Antes de tudo o mais, devo dizer claramente que acho em absoluto rigor, algo absolutamente natural; afinal, trata-se de uma forma de agir perfeitamente legítima e que, até, no nosso dia-a-dia social acaba por ser prática comum (jantares, visitas, etc). Portanto, nada de estranho ou fantástico sequer. Trata-se apenas - e falando de tunas agora - de uma forma, como outra qualquer, de convidar X ou Y. Perfeitamente natural.

No entanto, essa naturalidade mais do que legitima, até, pode ser algo perniciosa pelo simples facto de - inconscientemente ou conscientemente, sempre casuístico - tornar refens os seus intervenientes de uma dada lógica, retirando a dado passo a noção de cortesia e retribuição e substituíndo-a por outra, que se pode resumir a uma espécie de "obrigação" ou "inevitabilidade"; regra geral, a cortesia da retribuição é perfeitamente sustentável, explicável e até facilitadora na organização de um evento; a prazo pode-se assistir a autênticos casos de "Sindrome de Estocolmo mas-ao-contrário" ou, se preferirem, a uma espécie de conforto mútuo: é sempre mais "quentinho" saber que se conta com os habituais A, B e C do costume do que "arriscar" a mudar, de ano para ano, cerca de 90% das tunas presentes. Já nem sequer abordo a legitima e tradicional clausula regulamentar que nos indica, em N eventos, que "a Tuna vencedora desta edição está automaticamente convidada para a próxima".

Nem só se suporta esta noção em razões meramente de cortesia ou conforto, casos há que até por razões económicas e/ou outras até, se assiste a este carrocel; aí, caberá aos intervenientes a explicação para tal e caso a caso, seguramente. Não menos certa será a noção - derivada da anterior - que, em muitos eventos, se repetem ano após ano, o grosso da coluna dos participantes, mudando-se uma ou duas aqui e ali e pouco mais.
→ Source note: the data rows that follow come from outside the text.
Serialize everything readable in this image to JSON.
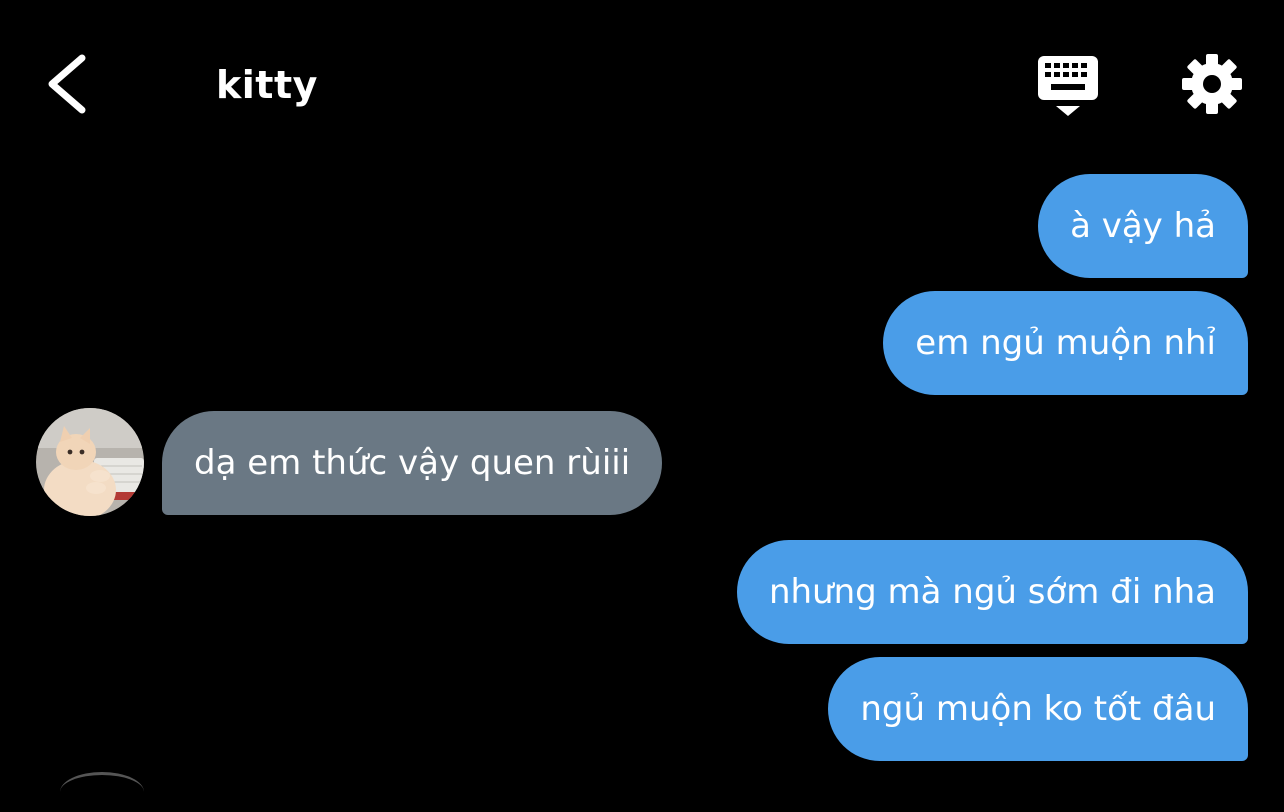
{
  "header": {
    "contact_name": "kitty",
    "icons": {
      "back": "chevron-left-icon",
      "keyboard": "keyboard-icon",
      "settings": "gear-icon"
    }
  },
  "colors": {
    "background": "#000000",
    "outgoing_bubble": "#4a9de8",
    "incoming_bubble": "#6a7884",
    "text": "#ffffff"
  },
  "messages": [
    {
      "direction": "outgoing",
      "text": "à vậy hả"
    },
    {
      "direction": "outgoing",
      "text": "em ngủ muộn nhỉ"
    },
    {
      "direction": "incoming",
      "text": "dạ em thức vậy quen rùiii"
    },
    {
      "direction": "outgoing",
      "text": "nhưng mà ngủ sớm đi nha"
    },
    {
      "direction": "outgoing",
      "text": "ngủ muộn ko tốt đâu"
    }
  ]
}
Certo, certo é que, e pela óptica do utilizador, a repetição constante de cartazes ano após ano é, no minimo, estranha e até, em alguns casos, caricata. Provavelmente para uma qualquer pessoa que, fugazmente, assiste a um dado certame, nem se apercebe de tal. Outros haverão que, espectadores regulares, apercebem-se disso mesmo, ainda que no final todos saiam contentes - espera-se - com o espectáculo. Não menos errada será a noção de que, para os aficionados que conhecem o meio e vêm vários eventos, já lhes bastará a não renovação de reportórios, que fará serem sempre as mesmas ano após ano. Bom, dirá o organizador: "desde que a casa encha....". Perspectiva legitima. Tão legitima quanto a constatação da repetição, vamos convir. Ás tantas, concluí-se que a legitimidade e direito inalienável do organizador poderá ser, a prazo, uma das causas para que 1º) outros eventos ganhem maior destaque e interesse face ao seu e 2º) uma das causas principais para a emergência do desinteresse em torno do seu próprio evento por parte do público, mesmo sendo o "seu" público.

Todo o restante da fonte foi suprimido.